Podríamos extendernos sobre una película que aspira a levantar un debate encendido –no faltarán quienes la tachen de reaccionaria– o seguir adentrándonos en sus imágenes –el montaje paralelo final, el último encuentro Ainara-Maite, una con esa indumentaria austera, la otra con su jersey rojo– o hablar de su tono prodigioso.

El humor (¡qué importancia tiene en esta película!) y la gravedad se abrazan como si la Virgen María hubiese bailado al son de Bad Bunny (también suena Callaíta), pero quizá convenga regresar a ella y analizarla con mayor detalle antes de alargar este sermón más de lo conveniente. En cualquier caso, no se la pierdan.

El cometa Jolie

El tirón mediático de Angelina Jolie y el premio especial del jurado que Alice Winocour logró en Donostia con Próxima (2019) justificaban la presencia programática de Couture (2025) en la presente edición. No obstante, la prestaciones del último filme de la directora gala están lejos de sus anteriores trabajos. Sobre la tabla de corte del mundo de la moda se entretejen las historias de cuatro mujeres.

La primera es la de una directora de cine de serie b, la propia Jolie, que ha sido contratada para gravar el clip introductorio de un desfile antes de iniciar el rodaje de la que será su primera película de gran presupuesto. Separada, lejos de casa, y siempre pendiente de su hija, mientras trata de completar la filmación recibirá la noticia de que tiene cáncer de mama, circunstancia que hermana a la propia Jolie, portadora del gen BRCA1 que derivó en una doble mastectomía y la extirpación de los ovarios, con su personaje.

La segunda de las historias concierne a Ada (Aniyer Anei), una joven somalí descubierta por algún cazatalentos que abrirá el pase en su primer contacto con un mundo de la moda en el que la frivolidad, el champán, el dinero fácil, la competencia feroz y cierto aroma fraternal se mezclan en una sonrojante colección de clichés.

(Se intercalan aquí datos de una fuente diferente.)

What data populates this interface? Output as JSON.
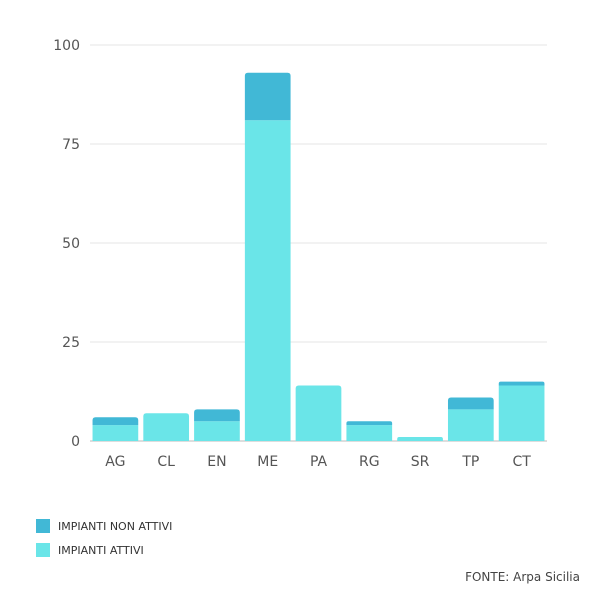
{
  "chart_data": {
    "type": "bar",
    "stacked": true,
    "categories": [
      "AG",
      "CL",
      "EN",
      "ME",
      "PA",
      "RG",
      "SR",
      "TP",
      "CT"
    ],
    "series": [
      {
        "name": "IMPIANTI ATTIVI",
        "color": "#6ae5e8",
        "values": [
          4,
          7,
          5,
          81,
          14,
          4,
          1,
          8,
          14
        ]
      },
      {
        "name": "IMPIANTI NON ATTIVI",
        "color": "#41b8d6",
        "values": [
          2,
          0,
          3,
          12,
          0,
          1,
          0,
          3,
          1
        ]
      }
    ],
    "ylim": [
      0,
      100
    ],
    "yticks": [
      "0",
      "25",
      "50",
      "75",
      "100"
    ],
    "grid": true,
    "legend_placement": "bottom-left"
  },
  "legend": {
    "items": [
      {
        "label": "IMPIANTI NON ATTIVI",
        "color": "#41b8d6"
      },
      {
        "label": "IMPIANTI ATTIVI",
        "color": "#6ae5e8"
      }
    ]
  },
  "source": "FONTE: Arpa Sicilia"
}
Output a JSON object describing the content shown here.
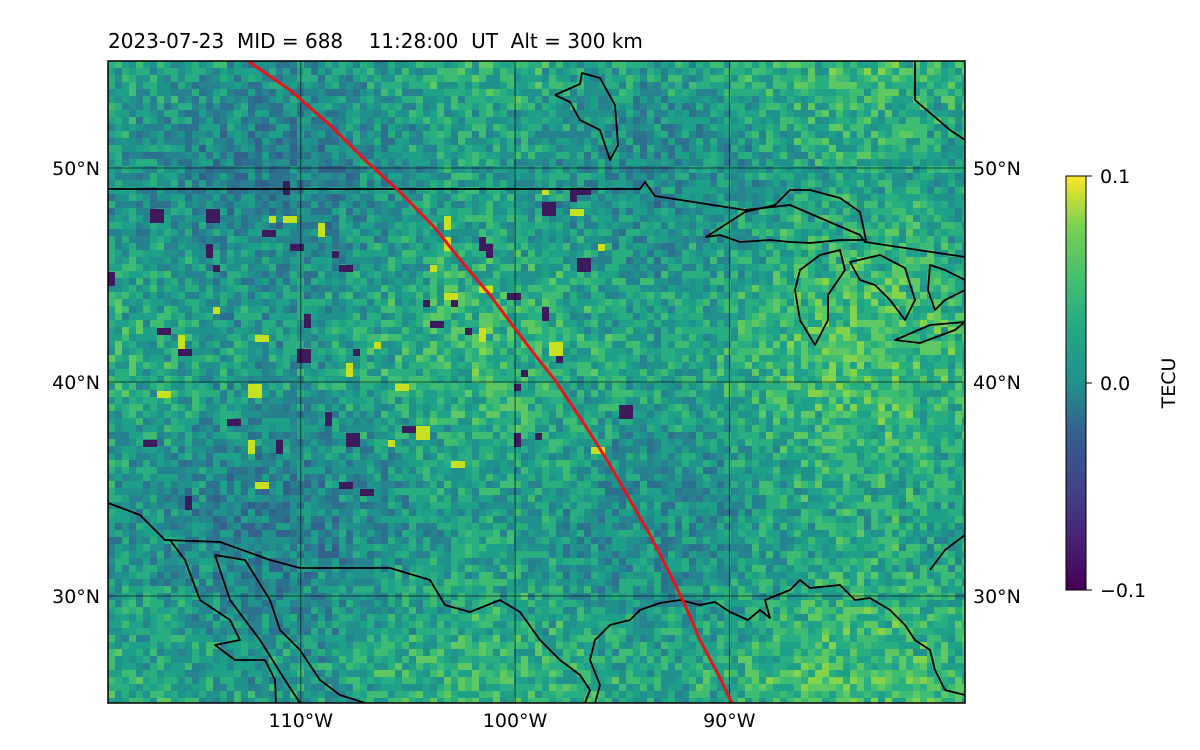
{
  "title": "2023-07-23  MID = 688    11:28:00  UT  Alt = 300 km",
  "map": {
    "lon_range": [
      -119,
      -79
    ],
    "lat_range": [
      25,
      55
    ],
    "lat_ticks": [
      {
        "value": 30,
        "label": "30°N"
      },
      {
        "value": 40,
        "label": "40°N"
      },
      {
        "value": 50,
        "label": "50°N"
      }
    ],
    "lon_ticks": [
      {
        "value": -110,
        "label": "110°W"
      },
      {
        "value": -100,
        "label": "100°W"
      },
      {
        "value": -90,
        "label": "90°W"
      }
    ],
    "grid": true,
    "field": "TEC perturbation (random-textured field)",
    "track_color": "#e8141c",
    "coast_color": "#000000"
  },
  "colorbar": {
    "label": "TECU",
    "min": -0.1,
    "max": 0.1,
    "ticks": [
      {
        "value": 0.1,
        "label": "0.1"
      },
      {
        "value": 0.0,
        "label": "0.0"
      },
      {
        "value": -0.1,
        "label": "−0.1"
      }
    ],
    "colormap": "viridis"
  }
}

La tercera invitada a la función es la modista que le hará el traje a Ada, interpretada por Garance Marillier, una joven profesional que cose como si los convenios laborales pudiesen sustituirse por la sensación del trabajo bien hecho.

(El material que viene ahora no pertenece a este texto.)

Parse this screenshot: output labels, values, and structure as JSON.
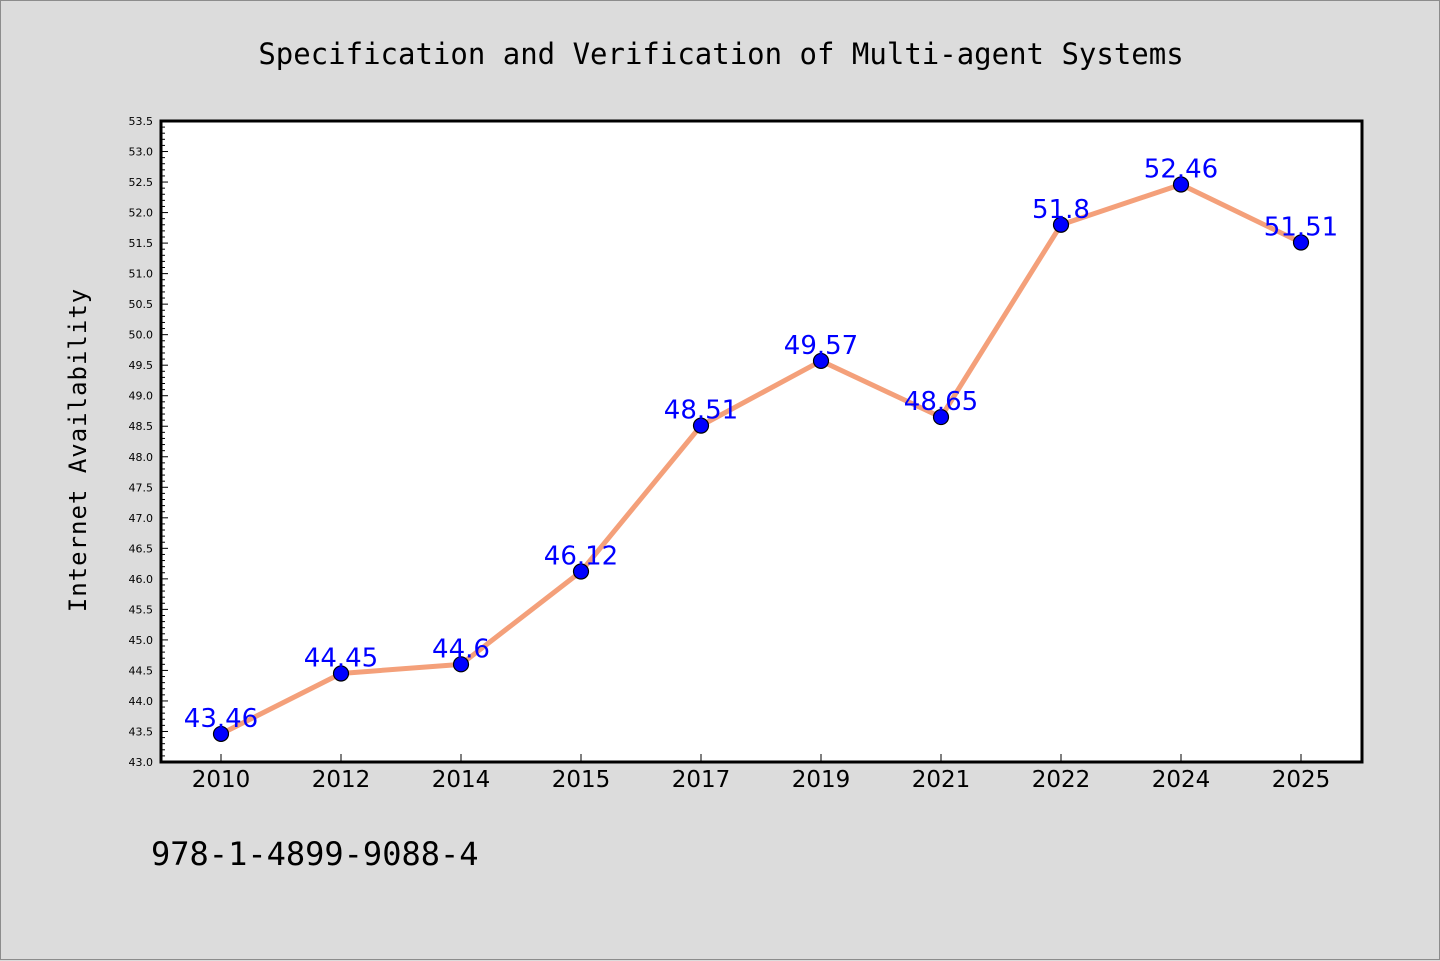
{
  "chart_data": {
    "type": "line",
    "title": "Specification and Verification of Multi-agent Systems",
    "xlabel": "",
    "ylabel": "Internet Availability",
    "categories": [
      "2010",
      "2012",
      "2014",
      "2015",
      "2017",
      "2019",
      "2021",
      "2022",
      "2024",
      "2025"
    ],
    "series": [
      {
        "values": [
          43.46,
          44.45,
          44.6,
          46.12,
          48.51,
          49.57,
          48.65,
          51.8,
          52.46,
          51.51
        ],
        "data_labels": [
          "43.46",
          "44.45",
          "44.6",
          "46.12",
          "48.51",
          "49.57",
          "48.65",
          "51.8",
          "52.46",
          "51.51"
        ],
        "line_color": "#f4a07a",
        "marker_color": "#0000ff"
      }
    ],
    "ylim": [
      43.0,
      53.5
    ],
    "yticks": [
      "43.0",
      "43.5",
      "44.0",
      "44.5",
      "45.0",
      "45.5",
      "46.0",
      "46.5",
      "47.0",
      "47.5",
      "48.0",
      "48.5",
      "49.0",
      "49.5",
      "50.0",
      "50.5",
      "51.0",
      "51.5",
      "52.0",
      "52.5",
      "53.0",
      "53.5"
    ],
    "grid": false,
    "legend": "none",
    "annotation": "978-1-4899-9088-4",
    "background_color": "#dcdcdc",
    "plot_background_color": "#ffffff"
  }
}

Terminemos con el personaje que encarna Elle Rumpf, una maquilladora con aspiraciones literarias traducidas por una voz en off empleada como coartada arty que estalla en un final en el que la pretenciosidad y la falta de un asesor meteorológico en la producción (si lo ven lo entenderán) terminan en catástrofe.

Además, Couture se esfuerza por acumular temas importantes. Quiere ser un canto al carpe diem, plantear un enfoque vitalista frente a los procesos cancerígenos, fomentar la sororidad y aportar una mirada inédita, la de una exiliada somalí de familia pobre, sobre el mundo de la alta costura, lo que concluye en una película apedazada que parece cosida por el Cantinflas de Caballero a la medida (Miguel M. Delgado, 1954). Su recuerdo perdura bastante menos que el arrollador paso de Angelina Jolie por el festival.